The effectiveness of GPT-5 will only be confirmed through daily use, but initial benchmarks and evaluations suggest a significant leap in coding, reasoning, and writing capabilities.
In the realm of coding, GPT-5 has demonstrated impressive performance. It achieves about 74.9% on the SWE-bench Verified benchmark, outperforming previous models like o3 and GPT-4o by a wide margin. GPT-5 is proficient in handling complex programming tasks and following multi-step instructions.
GPT-5's reasoning abilities are also noteworthy.

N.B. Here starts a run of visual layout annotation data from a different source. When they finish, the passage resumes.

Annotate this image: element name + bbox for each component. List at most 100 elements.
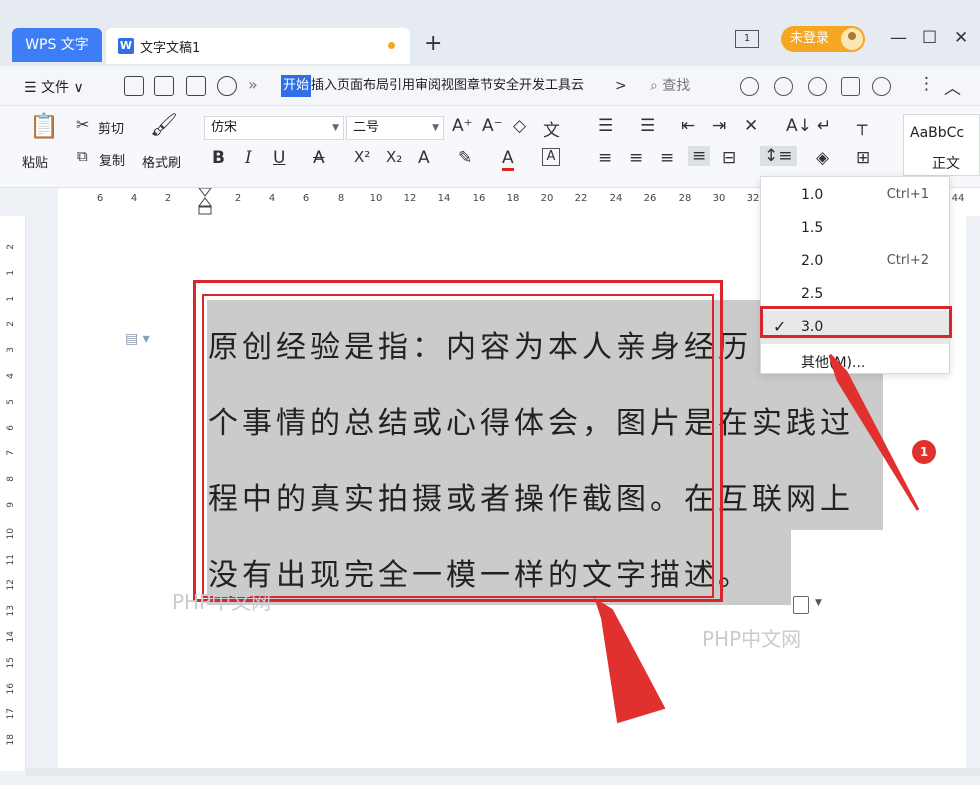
new-tab-button[interactable]: + [424, 30, 442, 58]
option-shortcut: Ctrl+2 [886, 253, 929, 268]
upload-share-icon[interactable] [841, 77, 860, 96]
cloud-sync-icon[interactable] [740, 77, 759, 96]
indent-marker-icon[interactable] [198, 188, 212, 216]
subscript-button[interactable]: X₂ [386, 148, 402, 166]
line-spacing-option-2-0[interactable]: 2.0 Ctrl+2 [761, 245, 949, 278]
highlight-icon[interactable]: ✎ [458, 148, 472, 168]
paste-options-icon[interactable] [793, 596, 809, 614]
align-left-icon[interactable]: ≡ [598, 148, 612, 168]
ruler-tick: 10 [369, 193, 383, 204]
cut-button[interactable]: 剪切 [98, 118, 124, 137]
search-command[interactable]: ⌕ 查找 [650, 75, 690, 97]
vertical-ruler-tick: 18 [6, 734, 16, 746]
vertical-ruler-tick: 4 [6, 373, 16, 379]
save-icon[interactable] [124, 76, 144, 96]
chevron-down-icon: ▼ [332, 123, 339, 133]
ruler-tick: 6 [302, 193, 310, 204]
print-icon[interactable] [186, 76, 206, 96]
line-spacing-option-1-5[interactable]: 1.5 [761, 212, 949, 245]
chevron-down-icon[interactable]: ▼ [815, 598, 822, 608]
window-count-icon[interactable]: 1 [735, 30, 759, 48]
share-user-icon[interactable] [774, 77, 793, 96]
tab-stops-icon[interactable]: ┬ [857, 116, 867, 136]
step-badge: 1 [912, 440, 936, 464]
grow-font-icon[interactable]: A⁺ [452, 116, 473, 136]
settings-gear-icon[interactable] [872, 77, 891, 96]
underline-button[interactable]: U [273, 148, 285, 168]
font-color-icon[interactable]: A [502, 148, 514, 171]
italic-button[interactable]: I [245, 148, 252, 168]
wps-writer-window: WPS 文字 W 文字文稿1 + 1 未登录 — ☐ ✕ ☰ 文件 ∨ » 开始… [0, 0, 980, 785]
font-family-select[interactable]: 仿宋 ▼ [204, 116, 344, 140]
vertical-ruler-tick: 8 [6, 476, 16, 482]
increase-indent-icon[interactable]: ⇥ [712, 116, 726, 136]
show-marks-icon[interactable]: ↵ [817, 116, 831, 136]
paste-button[interactable]: 粘贴 [22, 152, 48, 171]
copy-button[interactable]: 复制 [99, 150, 125, 169]
vertical-ruler-tick: 13 [6, 605, 16, 617]
style-preview: AaBbCc [910, 125, 965, 141]
more-options-icon[interactable]: ⋮ [918, 74, 935, 94]
document-tab[interactable]: W 文字文稿1 [106, 28, 410, 64]
ruler-tick: 26 [643, 193, 657, 204]
chinese-layout-icon[interactable]: ✕ [744, 116, 758, 136]
shading-icon[interactable]: ◈ [816, 148, 829, 168]
wps-home-tab[interactable]: WPS 文字 [12, 28, 102, 62]
scissors-icon[interactable]: ✂ [76, 115, 89, 134]
paragraph-layout-icon[interactable]: ▤ ▾ [125, 331, 150, 347]
bullet-list-icon[interactable]: ☰ [598, 116, 613, 136]
justify-icon[interactable]: ≡ [688, 146, 711, 166]
menu-bar: ☰ 文件 ∨ » 开始 插入页面布局引用审阅视图章节安全开发工具云 > ⌕ 查找… [0, 66, 980, 106]
numbered-list-icon[interactable]: ☰ [640, 116, 655, 136]
collapse-ribbon-icon[interactable]: ︿ [944, 74, 961, 99]
superscript-button[interactable]: X² [354, 148, 370, 166]
comment-icon[interactable] [808, 77, 827, 96]
char-border-icon[interactable]: A [542, 148, 560, 166]
tabs-scroll-right-icon[interactable]: > [615, 75, 627, 97]
login-button[interactable]: 未登录 [781, 26, 865, 52]
vertical-ruler-tick: 9 [6, 502, 16, 508]
strikethrough-icon[interactable]: A [313, 148, 325, 168]
tab-start[interactable]: 开始 [281, 75, 312, 97]
vertical-ruler-tick: 14 [6, 631, 16, 643]
line-spacing-option-other[interactable]: 其他(M)... [761, 344, 949, 377]
pinyin-guide-icon[interactable]: 文 [543, 116, 560, 141]
text-effect-icon[interactable]: A [418, 148, 430, 168]
sort-icon[interactable]: A↓ [786, 116, 812, 136]
ribbon-tabs[interactable]: 插入页面布局引用审阅视图章节安全开发工具云 [311, 75, 613, 97]
vertical-ruler[interactable]: 2 1 1 2 3 4 5 6 7 8 9 10 11 12 13 14 15 16 17 18 [0, 216, 26, 771]
maximize-button[interactable]: ☐ [922, 28, 937, 48]
option-label: 1.5 [801, 220, 824, 236]
line-spacing-icon[interactable]: ↕≡ [760, 146, 797, 166]
style-gallery[interactable]: AaBbCc 正文 [903, 114, 980, 176]
watermark: PHP中文网 [702, 627, 802, 651]
close-button[interactable]: ✕ [954, 28, 968, 48]
bold-button[interactable]: B [212, 148, 225, 168]
paste-icon[interactable]: 📋 [29, 112, 59, 140]
align-center-icon[interactable]: ≡ [629, 148, 643, 168]
vertical-ruler-tick: 11 [6, 553, 16, 566]
format-painter-icon[interactable]: 🖌 [150, 113, 178, 138]
print-preview-icon[interactable] [217, 76, 237, 96]
horizontal-scrollbar[interactable] [26, 768, 980, 776]
distributed-align-icon[interactable]: ⊟ [722, 148, 736, 168]
more-quick-access-icon[interactable]: » [248, 75, 258, 94]
borders-icon[interactable]: ⊞ [856, 148, 870, 168]
export-pdf-icon[interactable] [154, 76, 174, 96]
font-size-value: 二号 [353, 120, 380, 135]
font-size-select[interactable]: 二号 ▼ [346, 116, 444, 140]
ruler-tick: 24 [609, 193, 623, 204]
format-painter-button[interactable]: 格式刷 [142, 152, 181, 171]
clear-format-icon[interactable]: ◇ [513, 116, 526, 136]
vertical-ruler-tick: 2 [6, 244, 16, 250]
copy-icon[interactable]: ⧉ [77, 147, 88, 165]
align-right-icon[interactable]: ≡ [660, 148, 674, 168]
line-spacing-option-1-0[interactable]: 1.0 Ctrl+1 [761, 179, 949, 212]
file-menu[interactable]: ☰ 文件 ∨ [24, 77, 84, 97]
title-bar: WPS 文字 W 文字文稿1 + 1 未登录 — ☐ ✕ [0, 0, 980, 66]
decrease-indent-icon[interactable]: ⇤ [681, 116, 695, 136]
minimize-button[interactable]: — [890, 28, 907, 48]
ruler-tick: 4 [130, 193, 138, 204]
shrink-font-icon[interactable]: A⁻ [482, 116, 503, 136]
option-label: 2.5 [801, 286, 824, 302]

It scores 94.6% on the AIME 2025 math exam without tools, leading on other reasoning benchmarks such as the HMMT 2025 and GPQA. Its "deep thinking" mode improves accuracy and reduces error rates, closing the gap with expert-level problem solving.
In terms of writing and multimodal understanding, GPT-5 generates nuanced and complex language, including sarcasm and irony, better narrative flow, and improved handling of ambiguity and subtle metaphor. It also excels at multimodal tasks involving images, videos, and diagrams, supporting enhanced real-world use cases in areas like healthcare and education.

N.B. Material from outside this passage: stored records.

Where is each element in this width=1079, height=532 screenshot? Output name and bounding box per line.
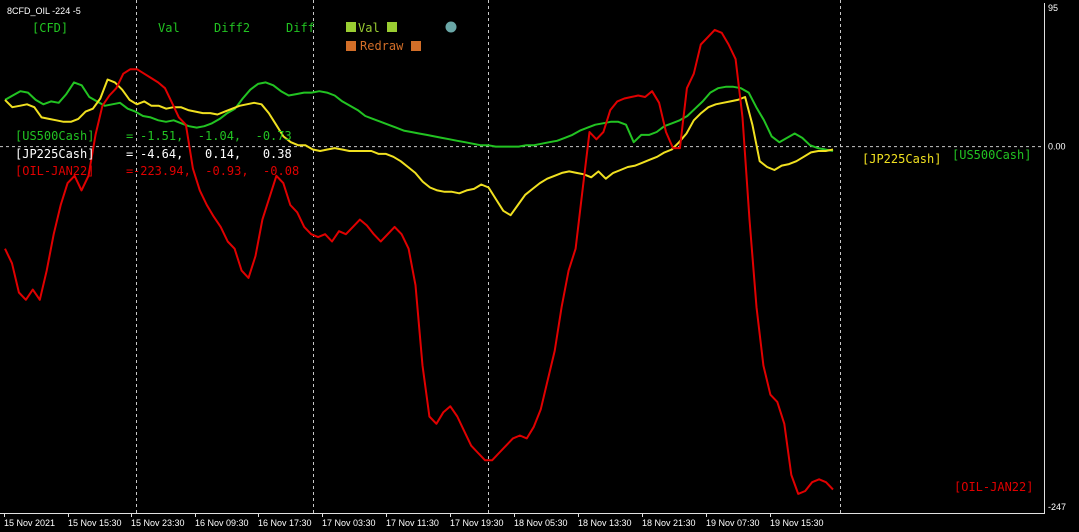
x-tick-label: 19 Nov 15:30	[770, 518, 824, 528]
readout-row-oil: [OIL-JAN22] = -223.94, -0.93, -0.08	[15, 164, 299, 178]
x-tick-label: 17 Nov 03:30	[322, 518, 376, 528]
x-tick-label: 15 Nov 2021	[4, 518, 55, 528]
readout-label: [US500Cash]	[15, 129, 94, 143]
status-dot-icon[interactable]	[445, 21, 457, 33]
right-label-oil: [OIL-JAN22]	[954, 480, 1033, 494]
redraw-swatch-left[interactable]	[346, 41, 356, 51]
readout-values: -4.64, 0.14, 0.38	[140, 147, 292, 161]
readout-values: -223.94, -0.93, -0.08	[133, 164, 299, 178]
readout-label: [OIL-JAN22]	[15, 164, 94, 178]
x-tick-label: 18 Nov 13:30	[578, 518, 632, 528]
diff-button[interactable]: Diff	[286, 21, 315, 35]
val-toggle-swatch-right[interactable]	[387, 22, 397, 32]
chart-background	[0, 0, 1079, 532]
x-tick-label: 18 Nov 21:30	[642, 518, 696, 528]
diff2-button[interactable]: Diff2	[214, 21, 250, 35]
window-title: 8CFD_OIL -224 -5	[7, 6, 81, 16]
val-button[interactable]: Val	[158, 21, 180, 35]
redraw-button[interactable]: Redraw	[360, 39, 404, 53]
x-tick-label: 18 Nov 05:30	[514, 518, 568, 528]
y-tick-label: 95	[1048, 3, 1058, 13]
x-tick-label: 15 Nov 15:30	[68, 518, 122, 528]
readout-equals: =	[126, 147, 133, 161]
val-toggle-button[interactable]: Val	[358, 21, 380, 35]
y-tick-label: -247	[1048, 502, 1066, 512]
x-tick-label: 17 Nov 11:30	[386, 518, 439, 528]
x-tick-label: 19 Nov 07:30	[706, 518, 760, 528]
val-toggle-swatch-left[interactable]	[346, 22, 356, 32]
x-tick-label: 15 Nov 23:30	[131, 518, 185, 528]
indicator-chart: 15 Nov 2021 15 Nov 15:30 15 Nov 23:30 16 No…	[0, 0, 1079, 532]
y-tick-label: 0.00	[1048, 142, 1066, 152]
readout-row-us500: [US500Cash] = -1.51, -1.04, -0.73	[15, 129, 292, 143]
readout-label: [JP225Cash]	[15, 147, 94, 161]
right-label-us500: [US500Cash]	[952, 148, 1031, 162]
x-tick-label: 16 Nov 17:30	[258, 518, 312, 528]
x-tick-label: 17 Nov 19:30	[450, 518, 504, 528]
x-tick-label: 16 Nov 09:30	[195, 518, 249, 528]
cfd-button[interactable]: [CFD]	[32, 21, 68, 35]
readout-row-jp225: [JP225Cash] = -4.64, 0.14, 0.38	[15, 147, 292, 161]
redraw-swatch-right[interactable]	[411, 41, 421, 51]
right-label-jp225: [JP225Cash]	[862, 152, 941, 166]
readout-equals: =	[126, 129, 133, 143]
readout-values: -1.51, -1.04, -0.73	[140, 129, 292, 143]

Efficiency and safety are also key improvements with GPT-5. It is more efficient, using fewer tokens, and operates faster while consuming less energy than GPT-4. GPT-5 produces up to 80% fewer factual errors during reasoning, reduces sycophantic responses by over 50%, and improves honesty about its limitations.
Reliability is another area where GPT-5 shines. With hallucination rates under 1% on open-source prompts and just 1.6% on hard medical questions, GPT-5 is noted as the most factual and reliable OpenAI model yet.

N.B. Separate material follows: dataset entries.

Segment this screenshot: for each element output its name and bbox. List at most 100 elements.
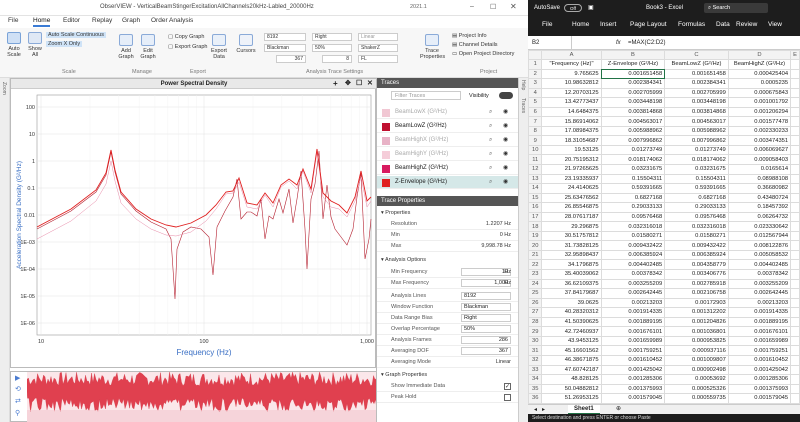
psd-chart[interactable]: 1001010.10.011E-031E-041E-051E-06 10 100 1…	[11, 89, 377, 369]
cell[interactable]: 0.032316018	[664, 221, 729, 232]
row-header[interactable]: 7	[528, 116, 543, 127]
cell[interactable]: 32.95898437	[541, 249, 602, 261]
excel-search-box[interactable]: ⌕ Search	[704, 3, 768, 13]
cell[interactable]: 0.06264732	[727, 211, 792, 223]
cell[interactable]: 0.001759251	[600, 345, 666, 356]
trace-item[interactable]: BeamHighZ (G²/Hz) ⌕ ◉	[377, 162, 519, 175]
cell[interactable]: 15.86914062	[541, 116, 602, 127]
trace-item[interactable]: Z-Envelope (G²/Hz) ⌕ ◉	[377, 176, 519, 189]
traces-strip-label[interactable]: Traces	[520, 98, 526, 113]
row-header[interactable]: 16	[528, 202, 543, 213]
cell[interactable]: 24.4140625	[541, 183, 602, 194]
cell[interactable]: 0.018174062	[600, 154, 666, 165]
cell[interactable]: 26.85546875	[541, 202, 602, 213]
cell[interactable]: 0.009058403	[727, 154, 792, 165]
search-icon[interactable]: ⌕	[489, 134, 492, 147]
trace-item[interactable]: BeamHighX (G²/Hz) ⌕ ◉	[377, 134, 519, 147]
project-info-button[interactable]: ▤ Project Info	[452, 33, 487, 39]
cell[interactable]	[790, 307, 800, 318]
maximize-icon[interactable]: ☐	[490, 3, 496, 11]
cell[interactable]: 34.1796875	[541, 259, 602, 271]
cell[interactable]: 0.000425404	[727, 68, 792, 80]
name-box[interactable]: B2	[532, 36, 572, 50]
excel-tab-insert[interactable]: Insert	[600, 21, 616, 28]
cell[interactable]	[790, 144, 800, 156]
frames2-input[interactable]: 8	[322, 55, 352, 63]
fl-dropdown[interactable]: FL	[358, 55, 398, 63]
channel-details-button[interactable]: ▤ Channel Details	[452, 42, 498, 48]
cell[interactable]: 19.53125	[541, 144, 602, 156]
cell[interactable]: 0.03231675	[600, 164, 666, 175]
cell[interactable]: 45.16601562	[541, 345, 602, 356]
cell[interactable]: 0.004402485	[600, 259, 666, 271]
trace-color-swatch[interactable]	[382, 137, 390, 145]
row-header[interactable]: 33	[528, 364, 543, 376]
cell[interactable]: 0.003448198	[600, 97, 666, 108]
copy-graph-button[interactable]: ▢ Copy Graph	[168, 34, 204, 40]
row-header[interactable]: 13	[528, 173, 543, 185]
trace-item[interactable]: BeamHighY (G²/Hz) ⌕ ◉	[377, 148, 519, 161]
analysis-lines-dropdown[interactable]: 8192	[461, 292, 511, 300]
cell[interactable]	[790, 288, 800, 299]
show-immediate-checkbox[interactable]: ✓	[504, 383, 511, 390]
cell[interactable]: 50.04882812	[541, 383, 602, 395]
properties-section[interactable]: ▾ Properties	[381, 210, 410, 216]
cell[interactable]: 0.004563017	[600, 116, 666, 127]
cell[interactable]: 0.003255209	[600, 278, 666, 290]
cell[interactable]: 0.004563017	[664, 116, 729, 127]
cell[interactable]: 0.29033133	[664, 202, 729, 213]
cell[interactable]	[790, 269, 800, 280]
row-header[interactable]: 30	[528, 335, 543, 347]
cell[interactable]: 0.001285306	[600, 374, 666, 385]
cell[interactable]: 0.001759251	[727, 345, 792, 356]
header-cell[interactable]: "Frequency (Hz)"	[541, 59, 602, 70]
cell[interactable]: 0.59391665	[600, 183, 666, 194]
search-icon[interactable]: ⌕	[489, 120, 492, 133]
cell[interactable]: 28.07617187	[541, 211, 602, 223]
minimize-icon[interactable]: –	[470, 3, 474, 10]
cell[interactable]: 0.000953825	[664, 335, 729, 347]
search-icon[interactable]: ⌕	[489, 162, 492, 175]
lock-icon[interactable]: ⚲	[15, 409, 20, 417]
cell[interactable]: 0.001204826	[664, 316, 729, 328]
excel-tab-page-layout[interactable]: Page Layout	[630, 21, 667, 28]
cell[interactable]	[790, 68, 800, 80]
cell[interactable]: 0.018174062	[664, 154, 729, 165]
cell[interactable]: 0.002785918	[664, 278, 729, 290]
cell[interactable]	[790, 297, 800, 309]
cell[interactable]: 10.98632812	[541, 78, 602, 89]
cell[interactable]: 37.84179687	[541, 288, 602, 299]
auto-scale-button[interactable]: Auto Scale	[4, 32, 24, 58]
excel-tab-view[interactable]: View	[768, 21, 782, 28]
column-header[interactable]: B	[600, 50, 666, 60]
cell[interactable]	[790, 154, 800, 165]
eye-icon[interactable]: ◉	[503, 162, 508, 175]
header-cell[interactable]	[790, 59, 800, 70]
cell[interactable]: 0.15504311	[600, 173, 666, 185]
cell[interactable]	[790, 221, 800, 232]
cell[interactable]: 0.006069627	[727, 144, 792, 156]
cell[interactable]: 39.0625	[541, 297, 602, 309]
cell[interactable]: 48.828125	[541, 374, 602, 385]
cell[interactable]: 21.97265625	[541, 164, 602, 175]
cell[interactable]: 0.012567944	[727, 230, 792, 242]
row-header[interactable]: 14	[528, 183, 543, 194]
cell[interactable]: 0.36680982	[727, 183, 792, 194]
cell[interactable]: 18.31054687	[541, 135, 602, 146]
trace-color-swatch[interactable]	[382, 165, 390, 173]
cell[interactable]: 29.296875	[541, 221, 602, 232]
cell[interactable]	[790, 192, 800, 204]
scale-dropdown[interactable]: Linear	[358, 33, 398, 41]
excel-tab-home[interactable]: Home	[572, 21, 589, 28]
excel-tab-data[interactable]: Data	[716, 21, 730, 28]
column-header[interactable]: C	[664, 50, 729, 60]
cell[interactable]: 0.001610452	[600, 354, 666, 366]
show-all-button[interactable]: Show All	[27, 32, 43, 58]
cell[interactable]: 51.26953125	[541, 393, 602, 404]
cell[interactable]: 0.001914335	[727, 307, 792, 318]
waveform-chart[interactable]	[27, 372, 377, 422]
overlap-dropdown[interactable]: 50%	[312, 44, 352, 52]
tab-home[interactable]: Home	[33, 17, 51, 27]
open-project-directory-button[interactable]: ▭ Open Project Directory	[452, 51, 514, 57]
maximize-graph-icon[interactable]: ☐	[356, 79, 362, 89]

In a move to further enhance user experience, ChatGPT, the consumer-facing version of GPT-5, will no longer answer questions like "Should I break up with my girlfriend?" directly. Instead, it will guide users through decision-making processes.
The release of GPT-5 positions it as OpenAI's latest competitive weapon in the AI race, and it is being positioned as a serious assistant for developers. Some even claim that it has PhD-level performance in coding, writing, and reasoning.
Meanwhile, Anthropic has revoked OpenAI's access to its API, indicating increasing competition among AI labs. This development underscores the rapid pace of advancements in the AI field and the escalating race among tech giants to lead the way.
As Elon Musk previously claimed, his own AI, Grok, was better than PhD level in everything. However, only time will tell if GPT-5 will truly live up to its promises and redefine the landscape of AI.
[1] OpenAI. (2023). GPT-5 Benchmark Results. Retrieved from https://openai.com/research/gpt-5-benchmark-results [2] SWE-bench. (2023). GPT-5 Performance on Real-world GitHub Issues. Retrieved from https://swe-bench.org/results/gpt-5 [3] HMMT. (2023). GPT-5 Excels in Reasoning Benchmarks. Retrieved from https://hmmt.org/results/gpt-5 [4] GPQA. (2023). GPT-5 Leads in General Question-Answering Performance. Retrieved from https://gpqa.ai/results/gpt-5 [5] OpenAI. (2023). GPT-5 - The Most Reliable and Factual OpenAI Model Yet. Retrieved from https://openai.com/blog/gpt-5-reliability
Artificial-intelligence in the form of GPT-5 shows prominence in handling coding tasks and following multi-step instructions, scoring 74.9% on the SWE-bench Verified benchmark. This technology-driven model demonstrates impressive programming capabilities that surpass its earlier versions.
Leveraging its proficiency in deep thinking, GPT-5 achieves 94.6% on the AIME 2025 math exam without tools, outstripping other reasoning benchmarks such as the HMMT 2025 and GPQA, indicating advancements in its artificial-intelligence capabilities.